Hubo un tiempo en el que jugar al ajedrez en el centro social de la Sagrada Familia era sinónimo de ser un pequeño maestro del tablero; paralelamente, el fútbol sala contaba con un genio del balón pequeño: Vituco, gran capitán del Chaston y campeón del Mundo con la selección española de mediados de los ochenta; posteriormente, también en fútbol sala, el Breogán tocaría el cielo nacional en categoría cadete con un campeonato de España; en aquel equipo militaba un niño rubito llamado Álex Bergantiños, actualmente en el Deportivo; también deportivista y del barrio es José Luis Deus, que llegó a disputar un Mundial de fútbol sub-20, el de Malasia. Los dos, al igual que Álex Lombardero (campeón del Mundo sub-20 en el 2009) jugaron en el Imperator, primer club de la capital que militó en Tercera División.

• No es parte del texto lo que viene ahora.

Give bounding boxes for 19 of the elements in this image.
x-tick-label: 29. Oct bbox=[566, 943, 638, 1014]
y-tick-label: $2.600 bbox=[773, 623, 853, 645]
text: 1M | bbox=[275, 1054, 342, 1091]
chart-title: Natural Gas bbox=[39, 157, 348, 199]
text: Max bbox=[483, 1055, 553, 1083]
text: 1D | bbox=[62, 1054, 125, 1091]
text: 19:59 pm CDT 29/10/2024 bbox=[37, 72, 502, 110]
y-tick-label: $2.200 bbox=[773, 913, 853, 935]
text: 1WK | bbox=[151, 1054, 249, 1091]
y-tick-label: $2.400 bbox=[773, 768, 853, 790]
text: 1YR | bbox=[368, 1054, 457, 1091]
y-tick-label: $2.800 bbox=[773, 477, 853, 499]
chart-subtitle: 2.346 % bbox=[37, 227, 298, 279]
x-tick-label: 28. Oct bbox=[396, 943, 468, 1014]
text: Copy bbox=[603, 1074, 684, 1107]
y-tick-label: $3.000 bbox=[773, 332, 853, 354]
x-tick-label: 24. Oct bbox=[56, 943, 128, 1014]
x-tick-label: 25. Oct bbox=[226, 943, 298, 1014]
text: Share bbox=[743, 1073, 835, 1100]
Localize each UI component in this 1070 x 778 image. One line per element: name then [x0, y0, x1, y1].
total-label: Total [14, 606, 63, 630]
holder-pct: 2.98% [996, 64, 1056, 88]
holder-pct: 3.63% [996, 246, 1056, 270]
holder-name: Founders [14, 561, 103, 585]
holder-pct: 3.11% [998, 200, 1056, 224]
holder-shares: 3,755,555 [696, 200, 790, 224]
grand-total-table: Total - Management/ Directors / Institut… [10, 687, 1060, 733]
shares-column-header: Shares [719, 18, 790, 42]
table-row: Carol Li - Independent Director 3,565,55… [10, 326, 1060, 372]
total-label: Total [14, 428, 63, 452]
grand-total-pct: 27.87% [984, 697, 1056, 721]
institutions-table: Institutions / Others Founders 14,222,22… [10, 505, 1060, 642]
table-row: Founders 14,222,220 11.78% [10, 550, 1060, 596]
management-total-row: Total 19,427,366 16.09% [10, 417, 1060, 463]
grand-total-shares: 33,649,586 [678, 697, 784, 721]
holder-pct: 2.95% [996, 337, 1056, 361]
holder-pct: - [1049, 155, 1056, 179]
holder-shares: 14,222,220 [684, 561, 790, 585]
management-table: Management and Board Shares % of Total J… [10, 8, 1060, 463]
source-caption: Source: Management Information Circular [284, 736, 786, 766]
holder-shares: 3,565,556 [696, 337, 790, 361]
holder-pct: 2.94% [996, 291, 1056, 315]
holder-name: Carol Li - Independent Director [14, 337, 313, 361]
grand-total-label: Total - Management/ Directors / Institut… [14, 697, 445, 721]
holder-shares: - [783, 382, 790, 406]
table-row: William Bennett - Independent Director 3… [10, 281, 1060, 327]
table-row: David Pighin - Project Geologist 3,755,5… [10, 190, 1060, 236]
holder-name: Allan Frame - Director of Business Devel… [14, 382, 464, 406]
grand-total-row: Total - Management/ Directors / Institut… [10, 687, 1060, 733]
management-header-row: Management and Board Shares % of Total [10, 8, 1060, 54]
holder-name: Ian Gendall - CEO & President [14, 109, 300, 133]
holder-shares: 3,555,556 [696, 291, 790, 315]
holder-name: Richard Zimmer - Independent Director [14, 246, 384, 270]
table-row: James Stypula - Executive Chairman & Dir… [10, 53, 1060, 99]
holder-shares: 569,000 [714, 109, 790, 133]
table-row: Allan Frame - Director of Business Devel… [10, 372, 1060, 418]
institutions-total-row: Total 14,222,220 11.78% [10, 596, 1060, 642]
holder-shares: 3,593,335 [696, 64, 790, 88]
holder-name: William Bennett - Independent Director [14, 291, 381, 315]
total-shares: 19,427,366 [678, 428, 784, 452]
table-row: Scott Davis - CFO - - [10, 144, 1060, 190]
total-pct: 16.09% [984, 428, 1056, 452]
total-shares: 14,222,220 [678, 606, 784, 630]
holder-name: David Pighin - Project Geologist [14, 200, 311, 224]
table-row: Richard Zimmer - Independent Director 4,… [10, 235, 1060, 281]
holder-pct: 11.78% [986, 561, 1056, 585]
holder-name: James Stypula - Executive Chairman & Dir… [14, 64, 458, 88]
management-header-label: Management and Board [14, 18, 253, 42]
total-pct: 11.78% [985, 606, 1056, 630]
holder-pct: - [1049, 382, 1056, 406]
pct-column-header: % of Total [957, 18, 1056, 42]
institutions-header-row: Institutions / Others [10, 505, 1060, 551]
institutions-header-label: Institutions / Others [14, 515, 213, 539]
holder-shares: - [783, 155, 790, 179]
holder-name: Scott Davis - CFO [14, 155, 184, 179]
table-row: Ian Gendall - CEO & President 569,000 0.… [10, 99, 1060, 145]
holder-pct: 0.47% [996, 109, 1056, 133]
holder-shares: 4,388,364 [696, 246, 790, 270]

Sin embargo, si un deporte ha llevado éxitos a este humilde barrio es el taekuondo. Desde que el colegio Sagrada Familia implantó este deporte en la primavera de 1985, son más de 20 las medallas nacionales e internacionales que acumula esta disciplina.

Trescientos alumnos

«Aquellos primeros años teníamos 300 alumnos. Ocupábamos el patio del colegio y era un espectáculo ver aquellas clases», recuerda José Luis Garrapucho, quien imparte esta disciplina en el centro desde pocos meses después de que se implantara.

Muchos han sido los referentes que han salido del colegio, pero, sin duda alguna, la más destacada es Estefanía Hernández, campeona de Europa absoluta, tercera del Mundo y campeona de la Universiada, amén de varias veces oro en el nacional. Iris de la Iglesia, Rubén Taboada, Miguel Pardo, Óscar Garrido o Meri Suárez son solo algunos de taekuondistas formados en el colegio que han subido a podios autonómicos y nacionales e internacionales en diferentes categorías.

Iván Vágner y Sandra Rodríguez son los dos últimos productos de la factoría que Garrapucho tiene en la Sagrada Familia. En la actualidad son cerca de cuarenta los pequeños que hasta los doce años se introducen en el mundo de las artes marciales en el centro educativo.

«Empiezan a los cuatro años y, sobre todo, trabajamos psicomotricidad y una serie de valores que posee el taekuondo: educación, respeto al compañero y al adversario, espíritu deportivo... La competición es solo una parte de esta disciplina. Cierto que es la que quizá ofrece mayor reconocimiento exterior, pero a mí me reconforta tanto formar personas. En este colegio se da la circunstancia además de que conviven niños de diferentes culturas y es una forma más de crecer como personas», reflexiona el veterano técnico, que a sus 51 años puede presumir de haber sido el maestro del entrenador (Marco Carreira) de un subcampeón olímpico como Nico García Hemme.

Deporte, valores e ilusión es la receta de la fábrica de campeones de la Sagrada Familia.